Claudio Molina, analista de bioenergías y ferrocarriles, comentó que “hay conversaciones” entre la Nación y los miembros de la liga para reformar la ley. “Se podría generar un nuevo escenario con esos cambios -agrega-. Más allá de una mayor competencia entre los actores, se podría romper con el status quo. Es probable que se aumente la mezcla del 12% al 15%, pero el sector azucarero no ve con buenos ojos una desregulación total, así como tampoco la importación".
Catalina Rocchia Ferro, representante de la Compañía Azucarera Los Balcanes, planteó la necesidad de “evitar” el libre mercado en el sector y defendió un corte obligatorio para garantizar la sostenibilidad de la industria: “No todos los negocios dan para libre mercado. Hay industrias que necesitan de la interacción con el Estado para poder subsistir. No puede ser una cuestión de libre mercado el corte de bioetanol, tiene que estar distribuido y la caña de azúcar necesariamente tiene que tener un 6%”.
Jorge Feijóo, presidente del Centro Azucarero Argentino, puso el acento en la capacidad del sector para “generar riqueza, empleo y valor agregado, pese a los desafíos de un mercado interno en retroceso”, y se sumó a los pedidos de un nuevo marco legal que “asegure cortes obligatorios de bioetanol, mercados libres para mezclas superiores y lealtad comercial sin subsidios foráneos”.
Sobre ese último punto, aportó que la caña de azúcar exige planificación a largo plazo –“es un cultivo plurianual de alto costo”- y que el sector no pide subsidios, pero “sí igualdad de condiciones y que no haya competencia desleal con productos importados subsidiados”.
“El país no está en condiciones de privarse de ningún recurso.
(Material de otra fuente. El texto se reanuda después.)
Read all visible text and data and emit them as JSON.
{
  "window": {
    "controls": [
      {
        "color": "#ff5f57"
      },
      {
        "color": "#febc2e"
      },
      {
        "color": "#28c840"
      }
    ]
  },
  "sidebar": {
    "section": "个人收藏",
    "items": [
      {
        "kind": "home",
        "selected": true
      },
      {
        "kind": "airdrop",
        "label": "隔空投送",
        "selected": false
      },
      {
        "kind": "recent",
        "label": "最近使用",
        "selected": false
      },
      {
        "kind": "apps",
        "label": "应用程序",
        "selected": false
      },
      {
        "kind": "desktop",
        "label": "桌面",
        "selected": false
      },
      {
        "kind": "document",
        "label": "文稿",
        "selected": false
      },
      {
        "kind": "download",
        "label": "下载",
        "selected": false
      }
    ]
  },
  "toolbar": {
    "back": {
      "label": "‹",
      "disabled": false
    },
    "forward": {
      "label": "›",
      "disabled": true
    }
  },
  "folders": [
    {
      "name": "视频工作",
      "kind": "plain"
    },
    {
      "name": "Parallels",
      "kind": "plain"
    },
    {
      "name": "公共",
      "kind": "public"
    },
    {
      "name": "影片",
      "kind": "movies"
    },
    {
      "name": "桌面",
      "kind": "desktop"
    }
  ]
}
Bienvenido Vaca Muerta y todos los recursos disponibles, bienvenidas las bioenergías y todos sus recursos disponibles. Todo lo que tengamos para poner y aportar al crecimiento y desarrollo de la economía de nuestro país a partir de los recursos disponibles debemos potenciar. No es uno u otro, es todo a favor del desarrollo del país”, añadió.
Para abonar ese planteo, el gerente del Ipaat, Jorge Etchandy, ratificó que está “la capacidad instalada, la experiencia y la tecnología. Necesitamos decisiones que respalden ese camino y reconozcan el aporte real de esta industria al país”.
Agustín Torroba, especialista en biocombustibles y energías renovables en el Instituto Interamericano de Cooperación para la Agricultura, abordó la transición energética y los desafíos y oportunidades que plantea. Valoró la ventaja argentina para la producción y, en esa línea, destacó el surgimiento de los combustibles SAF (Sustainable Aviation Fuels), que representan una gran posibilidad para acceder al mercado internacional con productos de alto valor agregado.